If you’re a frequent traveller you’ll know that you’re often required to get an anti-malaria shot to be allowed into certain countries. Because mosquitoes mostly feed between sunset and sunrise, there’s a good chance that you’ll have females in the air around your campsite or in your tent during and between these hours – though they are day biters as well.
It’s a good idea to wear trousers and long-sleeve shirts when you’re in the great outdoors and are unsure of the malaria risk. Or if you just don’t like the annoying buzz of a mosquito. But avoid colours that are going to stand out, like red and blue and even black – rather go with white or neutral colours. Along with their sense of smell and chemical receptors, mosquitoes also use vision to figure out where to bite.
Another solid option is a good old mosquito net. Obviously you’ll have to be certain that the area you’re covering, be that a bed or your evening chill spot under the gazebo, hasn’t already been contaminated. Of course, there are also a number of mosquito repellents and bite balms available on the market, like citronella oil and candles, lemon eucalyptus leaf extracts, lotions, sprays and wristbands that thankfully can also fit around ankles. You even get mosquito-repelling soap. Some of these contain diethyltoluamide and icaridin, which interferes with the mosquito’s ability to detect your chemical emissions.
If your campsite has electricity, consider a plug-in device that uses a pyrethroid as a key ingredient – the ones with the screw-in refills. Or your regular sprays such as Doom or Raid from the supermarket. Mosquito coils also contain a pyrethroid and don’t require electricity. They come with handy metal support stands used to keep the coil off any surface that can ignite and can burn for a few hours.

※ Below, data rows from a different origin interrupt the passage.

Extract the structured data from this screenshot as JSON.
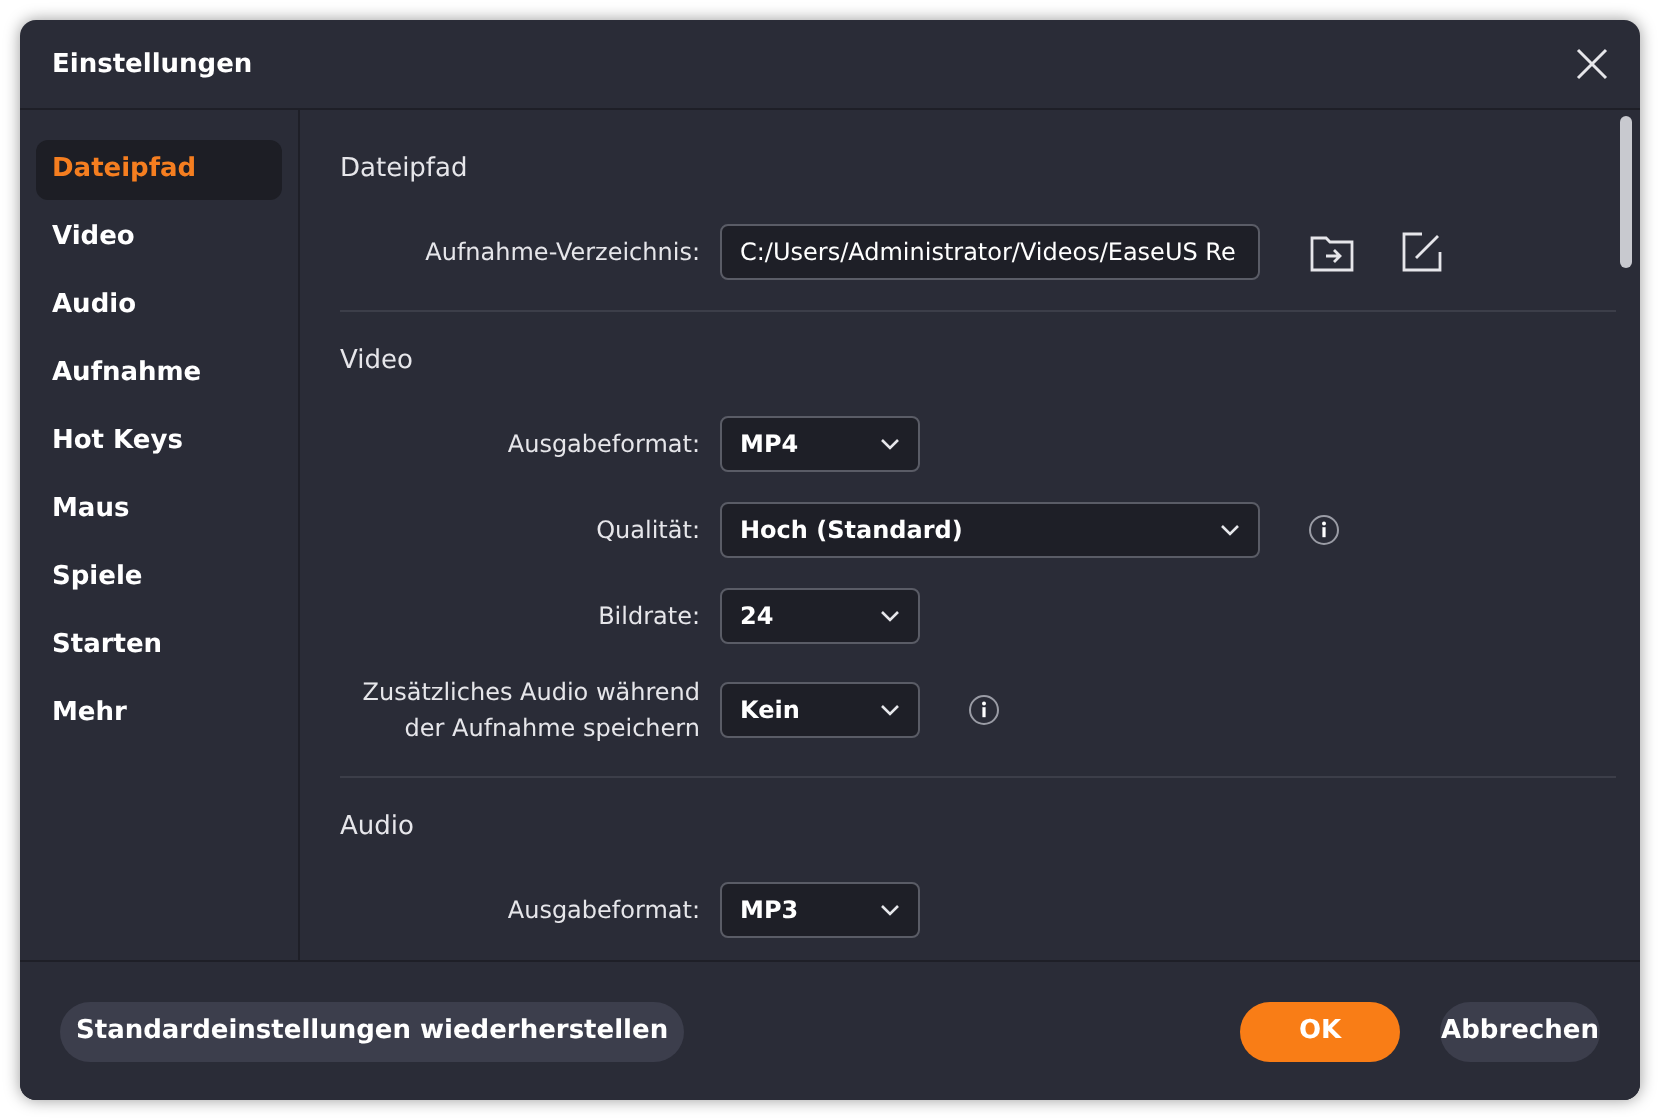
{
  "window": {
    "title": "Einstellungen"
  },
  "sidebar": {
    "items": [
      {
        "label": "Dateipfad",
        "selected": true
      },
      {
        "label": "Video",
        "selected": false
      },
      {
        "label": "Audio",
        "selected": false
      },
      {
        "label": "Aufnahme",
        "selected": false
      },
      {
        "label": "Hot Keys",
        "selected": false
      },
      {
        "label": "Maus",
        "selected": false
      },
      {
        "label": "Spiele",
        "selected": false
      },
      {
        "label": "Starten",
        "selected": false
      },
      {
        "label": "Mehr",
        "selected": false
      }
    ]
  },
  "sections": [
    {
      "title": "Dateipfad",
      "rows": [
        {
          "kind": "path",
          "label": "Aufnahme-Verzeichnis:",
          "value": "C:/Users/Administrator/Videos/EaseUS Re"
        }
      ]
    },
    {
      "title": "Video",
      "rows": [
        {
          "kind": "select",
          "label": "Ausgabeformat:",
          "value": "MP4",
          "info": false
        },
        {
          "kind": "wide-select",
          "label": "Qualität:",
          "value": "Hoch (Standard)",
          "info": true
        },
        {
          "kind": "select",
          "label": "Bildrate:",
          "value": "24",
          "info": false
        },
        {
          "kind": "select",
          "label": "Zusätzliches Audio während der Aufnahme speichern",
          "value": "Kein",
          "info": true
        }
      ]
    },
    {
      "title": "Audio",
      "rows": [
        {
          "kind": "select",
          "label": "Ausgabeformat:",
          "value": "MP3",
          "info": false
        }
      ]
    }
  ],
  "footer": {
    "restore_button": "Standardeinstellungen wiederherstellen",
    "ok_button": "OK",
    "cancel_button": "Abbrechen"
  }
}
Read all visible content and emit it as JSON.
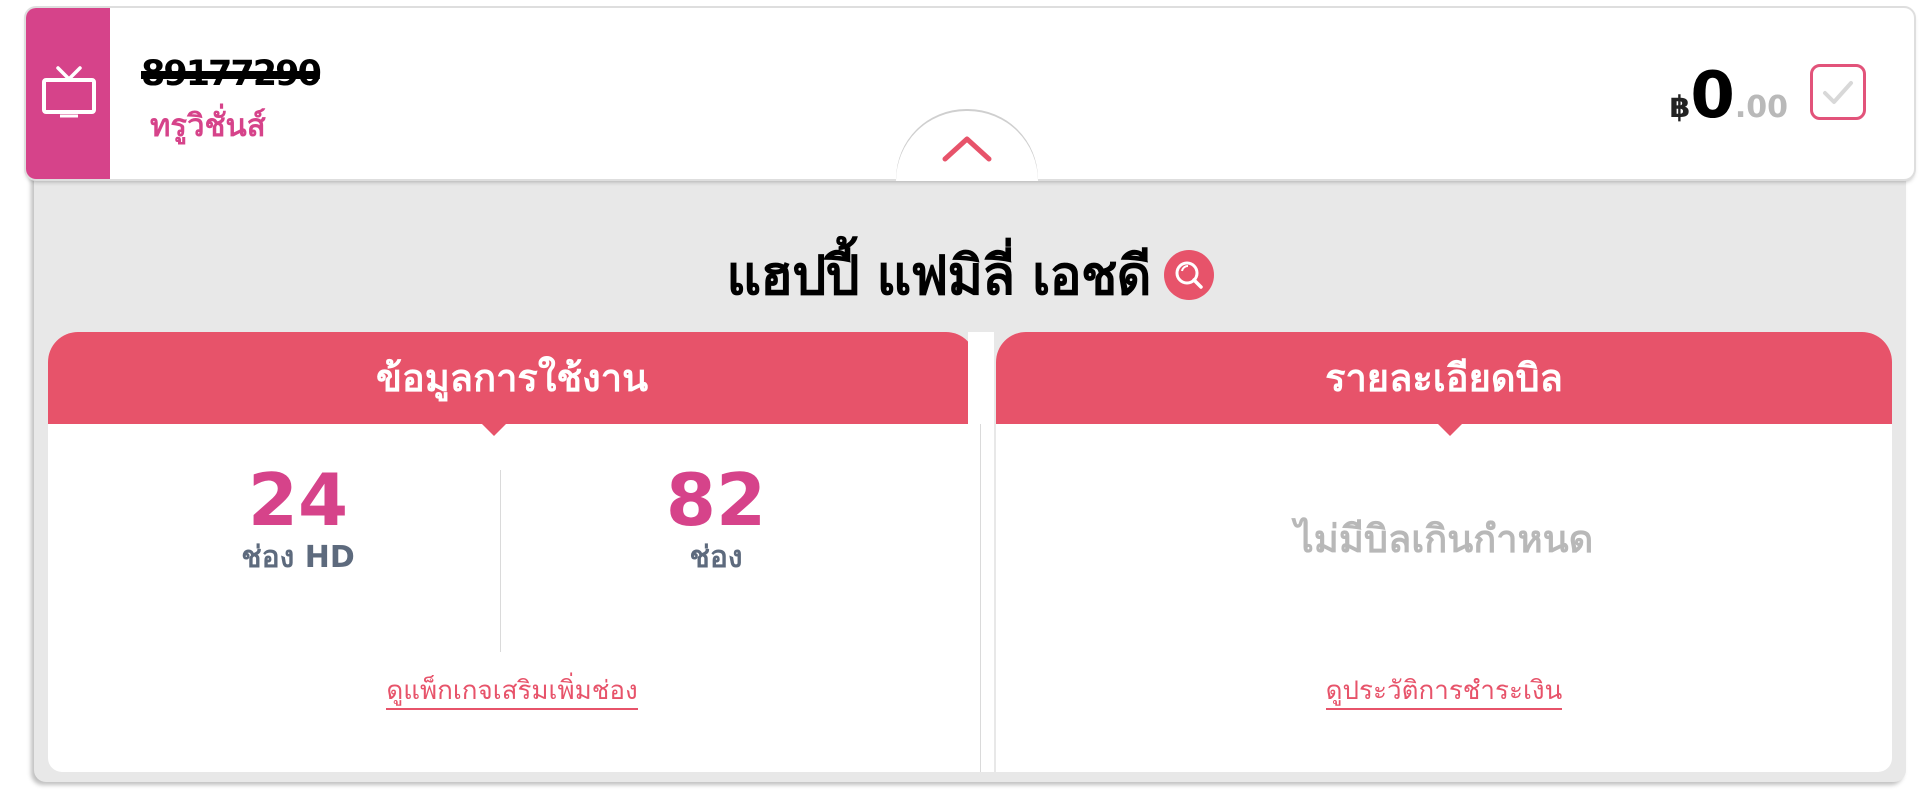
{
  "account": {
    "number_redacted": "89177290",
    "service_name": "ทรูวิชั่นส์",
    "icon": "tv-icon"
  },
  "balance": {
    "currency": "฿",
    "integer": "0",
    "decimals": ".00"
  },
  "plan": {
    "name": "แฮปปี้ แฟมิลี่ เอชดี",
    "search_icon": "search-icon"
  },
  "usage": {
    "title": "ข้อมูลการใช้งาน",
    "hd_channels": {
      "value": "24",
      "label": "ช่อง HD"
    },
    "channels": {
      "value": "82",
      "label": "ช่อง"
    },
    "link": "ดูแพ็กเกจเสริมเพิ่มช่อง"
  },
  "bill": {
    "title": "รายละเอียดบิล",
    "status": "ไม่มีบิลเกินกำหนด",
    "link": "ดูประวัติการชำระเงิน"
  },
  "colors": {
    "brand_pink": "#d6438a",
    "accent_red": "#e7536a",
    "panel_grey": "#e8e8e8"
  }
}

It’s important to note that pyrethroids are toxic to not only mosquitoes but also ants, cockroaches and spiders. That may sound attractive to the petrified campers, but pyrethroids also kill beneficial insects such as honeybees (which are highly endangered). According to Dr Pia Addison, a researcher and senior lecturer at the Stellenbosch University’s Conservation Ecology and Entomology department who works in the field of pest management, there’s no definitive proof that pyrethroids are dangerous when humans are exposed to it over a long period.

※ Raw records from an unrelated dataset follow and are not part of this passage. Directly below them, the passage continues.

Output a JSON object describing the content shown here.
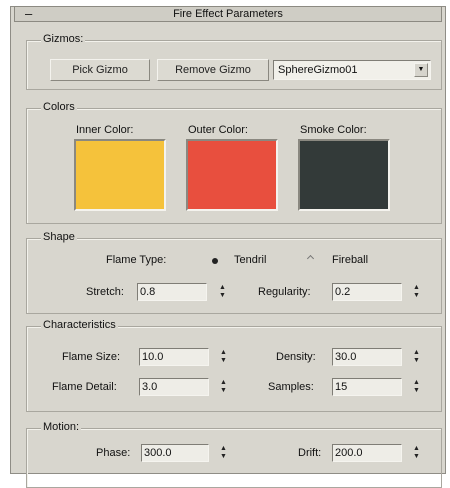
{
  "panel": {
    "title": "Fire Effect Parameters",
    "collapse_glyph": "–"
  },
  "gizmos": {
    "label": "Gizmos:",
    "pick_button": "Pick Gizmo",
    "remove_button": "Remove Gizmo",
    "selected_gizmo": "SphereGizmo01"
  },
  "colors": {
    "label": "Colors",
    "inner": {
      "label": "Inner Color:",
      "hex": "#f5c23b"
    },
    "outer": {
      "label": "Outer Color:",
      "hex": "#e84f3e"
    },
    "smoke": {
      "label": "Smoke Color:",
      "hex": "#333a39"
    }
  },
  "shape": {
    "label": "Shape",
    "flame_type_label": "Flame Type:",
    "tendril_label": "Tendril",
    "fireball_label": "Fireball",
    "selected": "Tendril",
    "stretch_label": "Stretch:",
    "stretch_value": "0.8",
    "regularity_label": "Regularity:",
    "regularity_value": "0.2"
  },
  "characteristics": {
    "label": "Characteristics",
    "flame_size_label": "Flame Size:",
    "flame_size_value": "10.0",
    "density_label": "Density:",
    "density_value": "30.0",
    "flame_detail_label": "Flame Detail:",
    "flame_detail_value": "3.0",
    "samples_label": "Samples:",
    "samples_value": "15"
  },
  "motion": {
    "label": "Motion:",
    "phase_label": "Phase:",
    "phase_value": "300.0",
    "drift_label": "Drift:",
    "drift_value": "200.0"
  },
  "icons": {
    "spinner": "up-down-spinner-icon",
    "dropdown": "chevron-down-icon"
  }
}
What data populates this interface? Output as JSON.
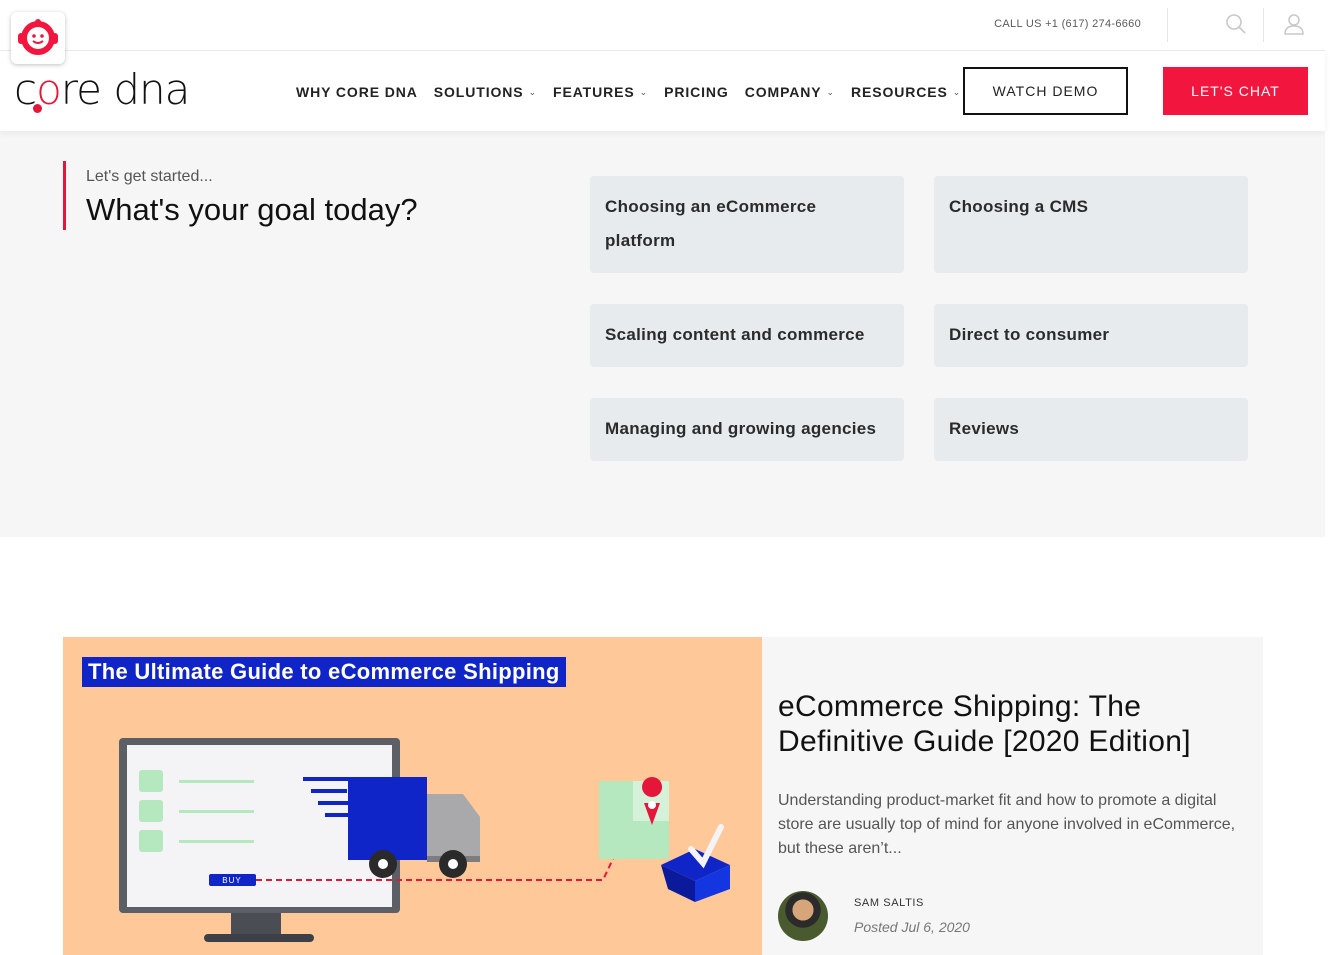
{
  "topbar": {
    "call_label": "CALL US +1 (617) 274-6660",
    "search_icon": "search-icon",
    "user_icon": "user-icon"
  },
  "header": {
    "logo_text": {
      "part1": "c",
      "part2": "o",
      "part3": "re dna"
    },
    "nav": [
      {
        "label": "WHY CORE DNA",
        "dropdown": false
      },
      {
        "label": "SOLUTIONS",
        "dropdown": true
      },
      {
        "label": "FEATURES",
        "dropdown": true
      },
      {
        "label": "PRICING",
        "dropdown": false
      },
      {
        "label": "COMPANY",
        "dropdown": true
      },
      {
        "label": "RESOURCES",
        "dropdown": true
      }
    ],
    "watch_demo": "WATCH DEMO",
    "lets_chat": "LET'S CHAT",
    "accent": "#f2163f"
  },
  "goal": {
    "subtitle": "Let's get started...",
    "title": "What's your goal today?",
    "options": [
      "Choosing an eCommerce platform",
      "Choosing a CMS",
      "Scaling content and commerce",
      "Direct to consumer",
      "Managing and growing agencies",
      "Reviews"
    ]
  },
  "feature": {
    "image_title": "The Ultimate Guide to eCommerce Shipping",
    "image_buy_label": "BUY",
    "title": "eCommerce Shipping: The Definitive Guide [2020 Edition]",
    "excerpt": "Understanding product-market fit and how to promote a digital store are usually top of mind for anyone involved in eCommerce, but these aren’t...",
    "author": "SAM SALTIS",
    "date": "Posted Jul 6, 2020"
  }
}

“There’s a reason that pyrethroids are in the majority of household bug killers and that’s because they do have a rather low level of mammalian toxicity. The long-term effects in a human being would be very difficult to measure.
“I find the safest solution to be mechanical exclusion – covering up any exposed skin. And if you’re going to be in a malaria-risk area to take prophylactics (anti-malaria medication).”
You can find recipes for creating your own repellent at home – using nothing but stuff from your pantry and garden, like apple cider vinegar, sage, lavender and rosemary. Mosquitoes are also not fond of the scent marigolds give off. The flowers range in colour and the plant is able to grow in fairly difficult conditions, including poor soil and prolonged periods of direct sunlight.
go! Drive & Camp says There’s no proof that quinine-containing tonic water (the T in G&T) helps to repel mosquitoes. Munching on a clove of garlic may help, however.